The first two consecutive numbers to have two distinct prime factors are:

14 = 2 × 7
15 = 3 × 5

The first three consecutive numbers to have three distinct prime factors are:

644 = 22 × 7 × 23
645 = 3 × 5 × 43
646 = 2 × 17 × 19

Find the first four consecutive integers to have four distinct prime factors each.

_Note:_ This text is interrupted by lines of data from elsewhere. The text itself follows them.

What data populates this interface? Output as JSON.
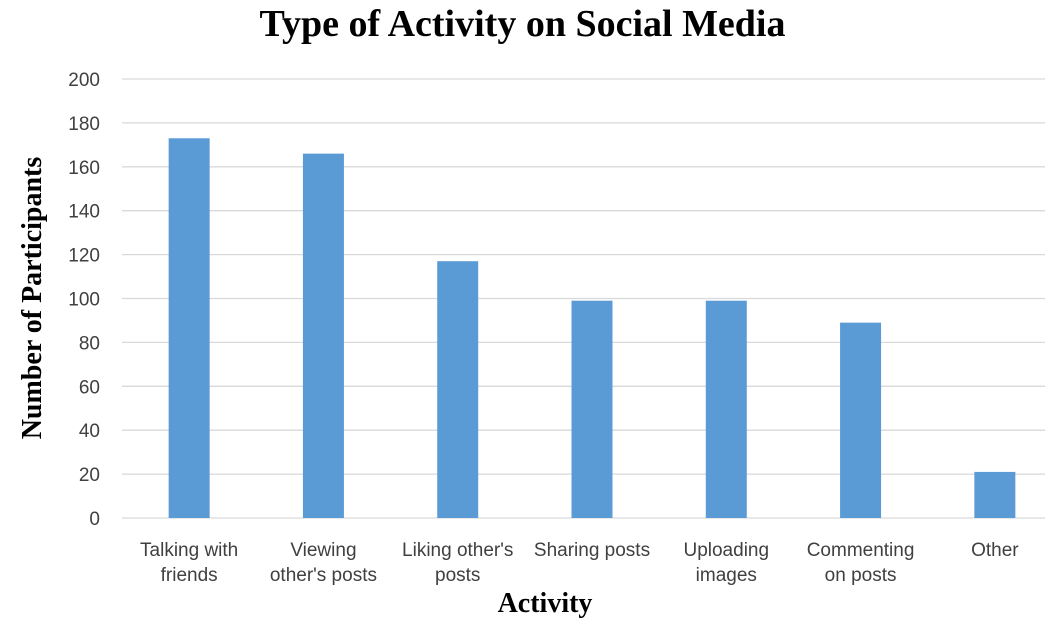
{
  "chart_data": {
    "type": "bar",
    "title": "Type of Activity on Social Media",
    "xlabel": "Activity",
    "ylabel": "Number of Participants",
    "categories": [
      [
        "Talking with",
        "friends"
      ],
      [
        "Viewing",
        "other's posts"
      ],
      [
        "Liking other's",
        "posts"
      ],
      [
        "Sharing posts"
      ],
      [
        "Uploading",
        "images"
      ],
      [
        "Commenting",
        "on posts"
      ],
      [
        "Other"
      ]
    ],
    "values": [
      173,
      166,
      117,
      99,
      99,
      89,
      21
    ],
    "ylim": [
      0,
      200
    ],
    "yticks": [
      0,
      20,
      40,
      60,
      80,
      100,
      120,
      140,
      160,
      180,
      200
    ],
    "grid": true,
    "legend": "none",
    "bar_color": "#5B9BD5",
    "grid_color": "#D9D9D9"
  }
}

What is the first of these numbers?

Instructions

Tests

tests:
  - text: <code>distinctPrimeFactors(2, 2)</code> should return a number.
    testString: assert(typeof distinctPrimeFactors(2, 2) === 'number');
  - text: <code>distinctPrimeFactors(2, 2)</code> should return 14.
    testString: assert.strictEqual(distinctPrimeFactors(2, 2), 14);
  - text: <code>distinctPrimeFactors(3, 3)</code> should return 644.
    testString: assert.strictEqual(distinctPrimeFactors(3, 3), 644);
  - text: <code>distinctPrimeFactors(4, 4)</code> should return 134043.
    testString: assert.strictEqual(distinctPrimeFactors(4, 4), 134043);

Challenge Seed

function distinctPrimeFactors(targetNumPrimes, targetConsecutive) {
  // Good luck!
  return true;
}

distinctPrimeFactors(4, 4);

Solution

function distinctPrimeFactors(targetNumPrimes, targetConsecutive) {
  function numberOfPrimeFactors(n) {
    let factors = 0;

    //  Considering 2 as a special case
    let firstFactor = true;
    while (n % 2 == 0) {
      n = n / 2;
      if (firstFactor) {
        factors++;
        firstFactor = false;
      }
    }
    // Adding other factors
    for (let i = 3; i < Math.sqrt(n); i += 2) {
      firstFactor = true;
      while (n % i == 0) {
        n = n / i;
        if (firstFactor) {
          factors++;
          firstFactor = false;
        }
      }
    }

    if (n > 1) { factors++; }

    return factors;
  }

  let number = 0;
  let consecutive = 0;

  while (consecutive < targetConsecutive) {
    number++;
    if (numberOfPrimeFactors(number) >= targetNumPrimes) {
      consecutive++;
    } else {
      consecutive = 0;
    }
  }
  return number - targetConsecutive + 1;
}